Not to be confused with the 1986 schlock-horror movie starring creepy Klaus Kinski, this particular Crawlspace is a TV movie of the week from the early seventies. Elderly couple, Albert and Alice Graves (Hollywood veterans Arthur Kennedy and Teresa Wright) show kindness to dishevelled, young handyman Richard Atlec (Tom Harper), inviting him to dinner and lending him a book of poems by William Blake. One night Arthur awakens to hear something moving about in their cellar. He discovers Richard has lost his job and now lives in the crawlspace, stealing food from their refrigerator and roaming the woods by day. Having always longed for a child of their own, the Graves settle into a quirky family unit making Richard their surrogate son. But Sheriff Birge (Eugene Roche) remains suspicious of the stranger and the bigoted townsfolk soon push jittery Richard over the edge.
Distributors Wild Eye are promoting Crawlspace as a horror movie, but it’s more a character-driven psychodrama. The story is involving and quite moving in parts (aided by Jerry Goldsmith’s delicate score), but occasionally inconsistent. The core relationship offers a wry parody of the post-1960s family dynamic, with Richard as the troubled, long-haired, rebellious youth and the Graves as concerned parents. Alice worries why Richard continues to scavenge (“He gets plenty to eat at home.”) and is eager to see him progress in life (“He can’t just take any job.”) Albert is so anxious to have a son he happily settles into a bizarre routine of having heart to heart chats with the cellar dweller. However, the film treads an uncertain line between conservatism and a plea for tolerance. It attacks small town prejudice and narrow-mindedness, but equally upholds Sheriff Birge’s smug declaration: “Sometimes you find people aren’t your neighbours - they’re outsiders.” After Richard trashes a hardware store, Alice goes from including his name on Christmas cards to grimacing: “I wish they’d just kill him.” Still, she and Albert remain very sympathetic characters, easy to warm to. Just decent folks who want to help.

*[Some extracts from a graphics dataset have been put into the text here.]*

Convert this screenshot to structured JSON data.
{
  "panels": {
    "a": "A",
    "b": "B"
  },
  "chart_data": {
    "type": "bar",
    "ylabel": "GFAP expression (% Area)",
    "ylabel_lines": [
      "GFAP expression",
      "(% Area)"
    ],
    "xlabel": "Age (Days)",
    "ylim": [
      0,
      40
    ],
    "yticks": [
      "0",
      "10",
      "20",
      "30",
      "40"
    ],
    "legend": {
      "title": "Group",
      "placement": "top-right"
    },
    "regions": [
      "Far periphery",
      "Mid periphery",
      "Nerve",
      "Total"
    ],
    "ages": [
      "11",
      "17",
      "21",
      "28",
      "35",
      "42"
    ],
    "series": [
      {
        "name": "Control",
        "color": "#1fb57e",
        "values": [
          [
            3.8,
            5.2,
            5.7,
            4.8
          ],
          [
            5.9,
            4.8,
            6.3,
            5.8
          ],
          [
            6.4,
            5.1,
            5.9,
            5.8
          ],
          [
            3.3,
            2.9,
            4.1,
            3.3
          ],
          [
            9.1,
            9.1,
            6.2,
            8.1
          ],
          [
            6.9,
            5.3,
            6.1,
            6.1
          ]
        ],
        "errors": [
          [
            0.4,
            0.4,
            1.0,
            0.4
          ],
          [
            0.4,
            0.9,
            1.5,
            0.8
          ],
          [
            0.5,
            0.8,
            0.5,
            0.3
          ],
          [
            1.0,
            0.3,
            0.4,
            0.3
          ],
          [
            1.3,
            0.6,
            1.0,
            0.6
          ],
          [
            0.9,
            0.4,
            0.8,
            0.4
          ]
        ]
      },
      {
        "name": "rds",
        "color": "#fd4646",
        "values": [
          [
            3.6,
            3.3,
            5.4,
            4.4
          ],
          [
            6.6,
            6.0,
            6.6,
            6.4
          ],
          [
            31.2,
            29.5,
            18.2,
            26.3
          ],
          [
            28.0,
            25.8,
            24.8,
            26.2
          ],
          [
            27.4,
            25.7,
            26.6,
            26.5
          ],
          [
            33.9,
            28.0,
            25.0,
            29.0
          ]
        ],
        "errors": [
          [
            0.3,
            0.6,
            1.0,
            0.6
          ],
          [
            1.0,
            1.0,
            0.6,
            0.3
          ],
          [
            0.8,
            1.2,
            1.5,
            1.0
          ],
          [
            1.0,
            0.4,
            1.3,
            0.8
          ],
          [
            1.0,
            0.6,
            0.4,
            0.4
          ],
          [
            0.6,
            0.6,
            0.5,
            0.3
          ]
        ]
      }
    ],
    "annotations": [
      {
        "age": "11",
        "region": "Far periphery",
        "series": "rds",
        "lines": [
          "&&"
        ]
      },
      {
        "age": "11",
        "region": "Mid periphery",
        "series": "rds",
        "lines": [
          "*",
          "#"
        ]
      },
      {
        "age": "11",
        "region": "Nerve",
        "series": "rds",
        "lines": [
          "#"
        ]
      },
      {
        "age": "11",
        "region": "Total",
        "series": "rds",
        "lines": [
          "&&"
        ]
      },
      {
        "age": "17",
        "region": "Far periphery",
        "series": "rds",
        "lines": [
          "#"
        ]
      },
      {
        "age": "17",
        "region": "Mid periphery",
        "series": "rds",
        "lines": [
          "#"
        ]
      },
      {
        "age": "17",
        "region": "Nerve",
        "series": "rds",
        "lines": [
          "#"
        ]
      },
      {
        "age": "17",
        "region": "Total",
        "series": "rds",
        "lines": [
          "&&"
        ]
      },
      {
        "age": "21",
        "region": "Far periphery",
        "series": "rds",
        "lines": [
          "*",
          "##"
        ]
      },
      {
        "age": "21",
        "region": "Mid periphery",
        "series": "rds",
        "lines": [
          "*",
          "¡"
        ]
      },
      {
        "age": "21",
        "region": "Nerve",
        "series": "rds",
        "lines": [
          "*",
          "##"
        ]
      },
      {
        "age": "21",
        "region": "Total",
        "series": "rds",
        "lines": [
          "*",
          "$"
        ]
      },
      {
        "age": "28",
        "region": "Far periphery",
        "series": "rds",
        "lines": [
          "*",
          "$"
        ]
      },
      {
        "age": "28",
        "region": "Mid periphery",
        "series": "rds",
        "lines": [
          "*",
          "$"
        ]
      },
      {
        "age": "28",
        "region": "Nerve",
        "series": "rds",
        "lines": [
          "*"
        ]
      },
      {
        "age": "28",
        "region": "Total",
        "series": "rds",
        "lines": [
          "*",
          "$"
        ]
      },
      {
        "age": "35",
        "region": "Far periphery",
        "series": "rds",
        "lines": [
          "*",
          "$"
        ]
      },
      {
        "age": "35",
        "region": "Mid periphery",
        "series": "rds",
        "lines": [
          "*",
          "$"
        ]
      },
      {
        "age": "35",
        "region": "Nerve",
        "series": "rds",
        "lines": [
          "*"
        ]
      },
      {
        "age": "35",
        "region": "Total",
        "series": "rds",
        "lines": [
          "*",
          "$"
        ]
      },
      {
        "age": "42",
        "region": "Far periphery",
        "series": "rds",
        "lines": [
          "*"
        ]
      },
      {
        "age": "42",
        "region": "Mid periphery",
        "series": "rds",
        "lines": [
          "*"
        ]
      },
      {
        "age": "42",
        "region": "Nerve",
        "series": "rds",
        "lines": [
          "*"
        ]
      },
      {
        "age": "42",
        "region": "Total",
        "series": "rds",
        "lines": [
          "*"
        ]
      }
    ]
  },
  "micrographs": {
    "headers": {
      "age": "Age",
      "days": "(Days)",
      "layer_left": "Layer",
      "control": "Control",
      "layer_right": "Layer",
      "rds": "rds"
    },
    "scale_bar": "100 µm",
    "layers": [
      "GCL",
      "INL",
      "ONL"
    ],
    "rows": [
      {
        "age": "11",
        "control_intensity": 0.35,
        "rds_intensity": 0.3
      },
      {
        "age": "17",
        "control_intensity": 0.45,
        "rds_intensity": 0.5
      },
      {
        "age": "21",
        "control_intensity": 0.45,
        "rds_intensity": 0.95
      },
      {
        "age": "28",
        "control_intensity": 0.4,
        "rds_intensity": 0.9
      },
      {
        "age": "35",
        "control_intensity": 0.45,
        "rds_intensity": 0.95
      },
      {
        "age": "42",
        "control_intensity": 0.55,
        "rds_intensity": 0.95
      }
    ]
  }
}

While many thriller movies made for TV now seem terribly tacky, this is sincerely played throughout and benefits from John Newland’s presence behind the camera. A genre veteran who helmed everything from Star Trek and Night Gallery episodes to Fantasy Island, Newland is best known as the host/producer-director of One Step Beyond. His finest work includes little-seen, western folklore/fantasy/horror Who Fears the Devil (1972). Newland’s direction is unobtrusive for the most part, relying on his capable cast to let the story unfold, although a sudden car chase (No Seventies TV movie complete without it) feels tacked on. Tom Harper is pretty good as withdrawn wastrel Richard. Sadly, he doesn’t seem to have done much more in his career. Teresa Wright, an exceptional actress, performs beautifully here. She won her Oscar for Mrs. Miniver (1942), but was truly superb in Alfred Hitchcock’s amazing Shadow of a Doubt (1943) - essential viewing for all film fans. The equally engaging Arthur Kennedy was a rock-solid character actor in westerns, thrillers and dramas like A Summer Place (1959). By the late seventies he was a familiar face in Italian trash like Emmanuelle on Taboo Island (1976) and The Humanoid (1979). Amusingly, the DVD packaging ignores the alleged curmudgeon’s presence in Lawrence of Arabia (1962) and plays up his star-turn in cult zombie flick Let Sleeping Corpses Lie (1974). Bet he’d have loved that.